In The Leadership Myth, Arnold Kling notes that “one way in which libertarians differ from conventional liberals and conservatives is that we place less faith in having good political leaders”:
The conventional wisdom is that we would be better off if politically powerful leaders were less mediocre. Instead, my view is that we would be better off if mediocre political leaders were less powerful.
He describes “the real value of democracy”:
Democracy does not lead to particularly good choices. Most successful institutions in society are not democratic.
An example of an institution that I believe works well is a sports tournament. A good chess tournament or tennis tournament produces a winner who is far better than mediocre.
Another example of an institution that works well is the scientific method. I trust the results of well-designed experiments much more than I trust popular opinion.

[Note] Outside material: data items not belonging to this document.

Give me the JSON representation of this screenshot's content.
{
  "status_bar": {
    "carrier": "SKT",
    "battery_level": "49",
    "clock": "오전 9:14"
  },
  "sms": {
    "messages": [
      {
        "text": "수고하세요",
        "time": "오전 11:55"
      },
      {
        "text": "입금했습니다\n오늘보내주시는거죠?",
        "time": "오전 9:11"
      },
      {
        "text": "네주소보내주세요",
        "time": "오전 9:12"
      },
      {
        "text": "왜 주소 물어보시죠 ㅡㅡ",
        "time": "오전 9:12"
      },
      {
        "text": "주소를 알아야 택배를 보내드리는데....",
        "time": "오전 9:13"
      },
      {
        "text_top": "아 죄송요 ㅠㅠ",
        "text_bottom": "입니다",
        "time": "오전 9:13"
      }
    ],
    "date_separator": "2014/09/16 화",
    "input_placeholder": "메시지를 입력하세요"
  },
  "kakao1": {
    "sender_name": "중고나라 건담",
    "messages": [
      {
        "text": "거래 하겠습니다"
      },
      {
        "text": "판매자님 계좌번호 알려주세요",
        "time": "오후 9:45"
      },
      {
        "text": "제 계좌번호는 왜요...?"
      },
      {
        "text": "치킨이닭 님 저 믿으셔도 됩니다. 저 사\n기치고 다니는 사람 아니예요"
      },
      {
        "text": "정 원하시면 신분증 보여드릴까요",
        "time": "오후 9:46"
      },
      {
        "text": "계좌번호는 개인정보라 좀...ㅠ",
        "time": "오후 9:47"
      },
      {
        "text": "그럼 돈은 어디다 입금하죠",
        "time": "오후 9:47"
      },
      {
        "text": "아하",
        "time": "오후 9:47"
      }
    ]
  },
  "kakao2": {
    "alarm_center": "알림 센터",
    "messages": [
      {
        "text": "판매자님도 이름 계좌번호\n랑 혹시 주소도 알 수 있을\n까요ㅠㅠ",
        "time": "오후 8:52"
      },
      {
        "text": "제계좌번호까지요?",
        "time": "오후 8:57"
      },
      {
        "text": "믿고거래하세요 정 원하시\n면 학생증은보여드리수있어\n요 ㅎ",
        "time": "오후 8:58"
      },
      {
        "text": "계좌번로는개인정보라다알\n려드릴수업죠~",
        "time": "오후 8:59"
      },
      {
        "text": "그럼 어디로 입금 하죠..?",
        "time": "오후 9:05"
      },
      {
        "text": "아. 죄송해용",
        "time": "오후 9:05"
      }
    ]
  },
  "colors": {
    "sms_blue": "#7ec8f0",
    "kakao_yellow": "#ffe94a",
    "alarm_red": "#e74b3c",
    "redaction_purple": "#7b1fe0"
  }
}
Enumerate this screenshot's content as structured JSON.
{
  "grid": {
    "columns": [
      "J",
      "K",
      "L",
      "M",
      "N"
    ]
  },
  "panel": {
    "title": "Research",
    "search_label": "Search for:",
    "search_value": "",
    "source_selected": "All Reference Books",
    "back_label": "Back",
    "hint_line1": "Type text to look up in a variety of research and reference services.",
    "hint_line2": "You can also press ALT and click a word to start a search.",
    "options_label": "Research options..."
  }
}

Many institutions give concentrated decision-making power to experts. Examples include business decisions made by corporations or tenure decisions made by academic departments. Many government agencies are built to work on this model, but in the absence of the competitive discipline that exists in the private sector, the results are mixed. My personal impression is that some agencies, such as the Federal Reserve, have an abundance of expertise, while other agencies, such as the CIA, appear somewhat deficient.
For me, the value of democracy is that it provides a check on government officials. The fact that leaders can be tossed out by popular vote helps to limit their abuse of power. Democracy gives the people the power to toss out the bums.
We should expect mediocrity from politicians:
We have to expect mediocrity from political leaders. They are selected by a very unreliable process. In general, I try to avoid contact with narcissists who spend their time pleading for money. Those are hardly the intellectual and emotional characteristics that make someone admirable, yet they are the traits of people who go into politics.